Какое-то время мы смотрели друг другу в глаза.
– Думаю, нет смысла разбираться в этом. Бернадетт уже нет в живых. Не стоит пытаться понять ее мотивы, – тихо сказала я.
Выражение ее лица смягчилось.
– Может быть, Финну что-нибудь об этом известно? Бернадетт просила его закончить какие-то ее дела.
В ее словах не было ни малейшего намека на язвительность, и мне стало ясно, что ее мысли больше занимает интерес к моей покойной сестре и ее незавершенным делам, а вовсе не желание пролить свет на темные уголки моего прошлого.
– Не надо отвлекать Финна на решение бытовых вопросов. У него и так забот хватает. – Я жестом указала на Джиджи, в глубине души надеясь, что бог простит меня за эту недостойную уловку.
Элеонор понимающе кивнула.
– Хорошо. Пойду скажу сестре Кестер, что вы закончили завтракать, а потом мы с Джиджи займемся музыкой.

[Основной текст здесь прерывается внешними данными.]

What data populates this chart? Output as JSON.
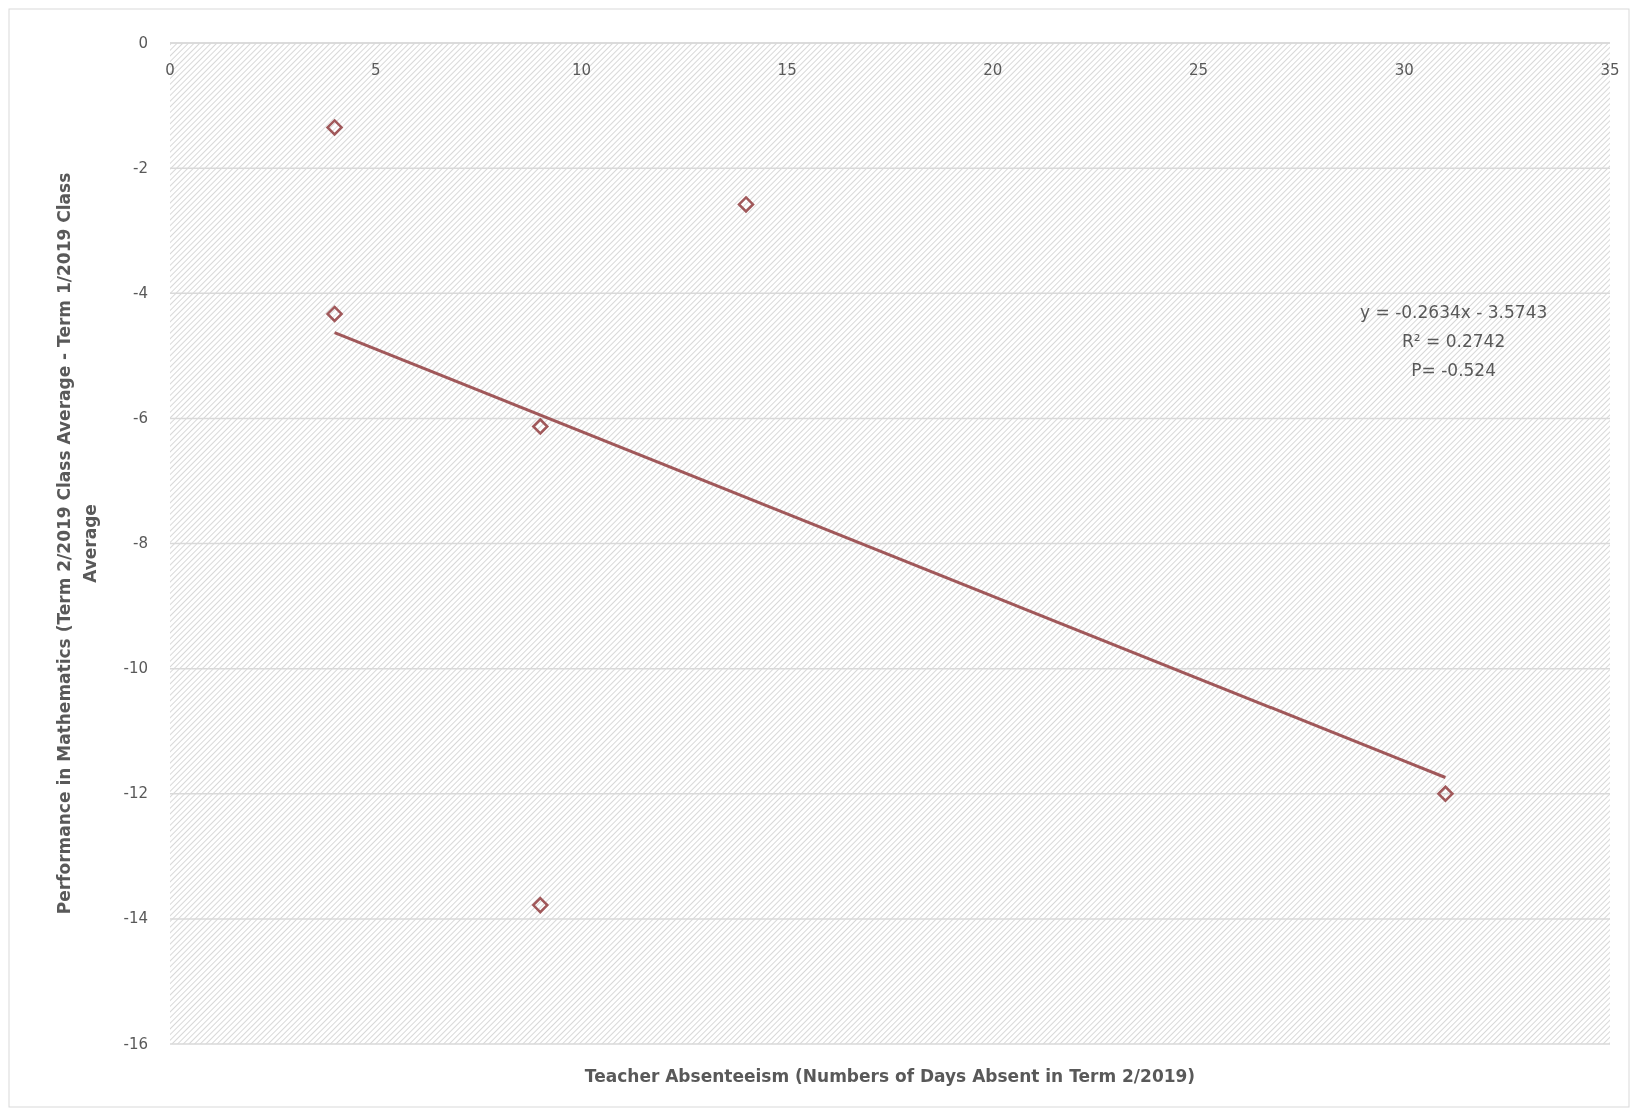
{
  "chart_data": {
    "type": "scatter",
    "xlabel": "Teacher Absenteeism (Numbers of Days Absent in Term 2/2019)",
    "ylabel": "Performance in Mathematics  (Term 2/2019 Class Average - Term 1/2019 Class Average",
    "xlim": [
      0,
      35
    ],
    "xticks": [
      0,
      5,
      10,
      15,
      20,
      25,
      30,
      35
    ],
    "ylim": [
      -16,
      0
    ],
    "yticks": [
      -16,
      -14,
      -12,
      -10,
      -8,
      -6,
      -4,
      -2,
      0
    ],
    "grid": "y",
    "marker": "diamond",
    "series": [
      {
        "color": "#a0585a",
        "x": [
          4,
          4,
          9,
          9,
          14,
          31
        ],
        "values": [
          -1.35,
          -4.33,
          -6.13,
          -13.78,
          -2.58,
          -12.0
        ]
      },
      {
        "type": "line",
        "marker": "none",
        "color": "#a0585a",
        "x": [
          4,
          31
        ],
        "values": [
          -4.63,
          -11.74
        ]
      }
    ],
    "annotations": [
      "y = -0.2634x - 3.5743",
      "R² = 0.2742",
      "P= -0.524"
    ]
  }
}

– Мне бы хотелось послушать Мендельсона. Я особенно неравнодушна к его «Песням без слов».
Глаза Элеонор засветились от оживления.
– А вы знаете его «Песню венецианского гондольера»?
– Нет. Мне никогда не приходилось ее исполнять. Моя мать считала, что она звучит слишком по-иностранному.
– Вот и отлично. Ее я и сыграю. Может, тогда у вас будет меньше поводов для критики.
Элеонор протянула руку Джиджи, и они пошли к двери.
Я подождала, пока они скрылись из виду, и только после этого позволила себе улыбнуться.
Элеонор
– Я вполне в состоянии сама вести машину.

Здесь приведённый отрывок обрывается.